In one corner is the Egyptian army under the leadership of the Supreme Council of the Armed Forces (SCAF). After a year of chaos under Prime Minister Mohamed Morsi, the SCAF, in the supposed interest of the people, has deposed the Prime Minister. SCAF outlawed his Muslim Brotherhood as a terrorist group, installed itself as interim protectors of the revolution, and vowed a fresh round of elections.
Prim in their medal-laden and immaculately pressed army uniforms, these chosen few wave a paper. They believe their ‘roadmap’ to peace and stability is the only sure defense for all Egyptians against fanatics, counter-revolutionaries and terrorists.
In reality, the army is a cabal that has run and exploited the Egyptian state for five decades. When the revolution in Tahrir square began and millions of Egyptians across the country took to the streets, united in their opposition to the authoritarian regime of Hosni Mubarak, where was the army? They were the ones wielding police batons as maces and plowing into the very people they now claim to represent. They were the ones that stood by and even aided sectarian violence against the Copts, Egypt’s Christian minority.

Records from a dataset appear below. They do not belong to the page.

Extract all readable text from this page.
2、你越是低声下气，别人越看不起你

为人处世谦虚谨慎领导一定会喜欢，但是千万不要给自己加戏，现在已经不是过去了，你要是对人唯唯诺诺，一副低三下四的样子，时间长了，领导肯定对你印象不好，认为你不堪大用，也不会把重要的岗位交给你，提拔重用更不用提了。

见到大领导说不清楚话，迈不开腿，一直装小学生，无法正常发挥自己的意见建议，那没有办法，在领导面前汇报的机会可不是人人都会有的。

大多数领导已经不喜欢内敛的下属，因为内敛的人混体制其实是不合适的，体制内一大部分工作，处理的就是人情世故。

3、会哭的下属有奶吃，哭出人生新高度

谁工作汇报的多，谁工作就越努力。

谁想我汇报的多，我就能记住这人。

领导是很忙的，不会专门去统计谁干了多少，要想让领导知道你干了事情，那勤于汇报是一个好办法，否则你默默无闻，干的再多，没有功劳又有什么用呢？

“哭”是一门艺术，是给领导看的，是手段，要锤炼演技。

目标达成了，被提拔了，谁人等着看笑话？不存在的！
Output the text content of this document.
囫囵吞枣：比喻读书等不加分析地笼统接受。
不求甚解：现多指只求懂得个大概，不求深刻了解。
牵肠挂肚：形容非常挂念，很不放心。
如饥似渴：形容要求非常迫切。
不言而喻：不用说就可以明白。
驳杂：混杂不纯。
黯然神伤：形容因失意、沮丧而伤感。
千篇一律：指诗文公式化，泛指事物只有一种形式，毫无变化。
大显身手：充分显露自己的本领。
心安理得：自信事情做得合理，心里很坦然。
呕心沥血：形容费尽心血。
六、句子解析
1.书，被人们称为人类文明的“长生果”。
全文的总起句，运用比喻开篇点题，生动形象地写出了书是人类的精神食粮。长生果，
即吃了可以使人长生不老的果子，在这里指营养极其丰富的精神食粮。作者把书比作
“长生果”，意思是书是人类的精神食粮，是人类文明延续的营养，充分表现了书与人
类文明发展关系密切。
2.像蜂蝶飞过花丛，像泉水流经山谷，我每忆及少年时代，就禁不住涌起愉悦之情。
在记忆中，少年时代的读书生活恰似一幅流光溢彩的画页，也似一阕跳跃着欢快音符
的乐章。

To stave off the revolution, they killed innocent protesters; now, to preserve it, they kill hundreds more. This roadmap of theirs will surely be a path doubling back to feed upon itself, producing more of the same. Can one honestly expect anything different from an organization whose command structure remains virtually unchanged throughout all this upheaval? Anybody who truly believes they’ll give over power, or even agree to share it with whoever they allow to win any future elections, is sadly mistaken.
In the other corner is the equally distasteful Muslim Brotherhood. A blatantly Islamist movement with aims at refashioning Egyptian society to be more sharia-compliant, they eked out a victory at the polls in the first democratic elections Egypt has ever had in its 6,000 years of recorded history. They essentially bribed their way past the finish line by providing supplies and services to the marginalized and poor.
Rather than pragmatically compromising, they proceeded to assume they had a mandate to rule alone. They ignored the constitution, handed Morsi powers above and beyond judiciary oversight, and alienated wide segments of the population to the point where their opponents had nowhere to turn to but the military.
They played and lost the guessing game of how many constitutional abuses it takes to bring down a democratically appointed government. By their numerous steps back, they’ve erased the one forceful stride forward the Egyptian people managed to take for themselves.
This is why it is difficult to pick a side. If this was Frost’s proverbial fork in the road, neither road would make all the difference. Egypt’s people continue to suffer and die. Their hopes of implementing a government that is answerable to its constituents is quite dead.
It might as well be decided by flipping a quarter. No matter the result – heads or tails, Muslim Brotherhood or army – we are dealing with two sides of the same coin.
People have long memories, even if they have short attention spans. This brief taste of empowerment may still give Egypt’s people victory – one day.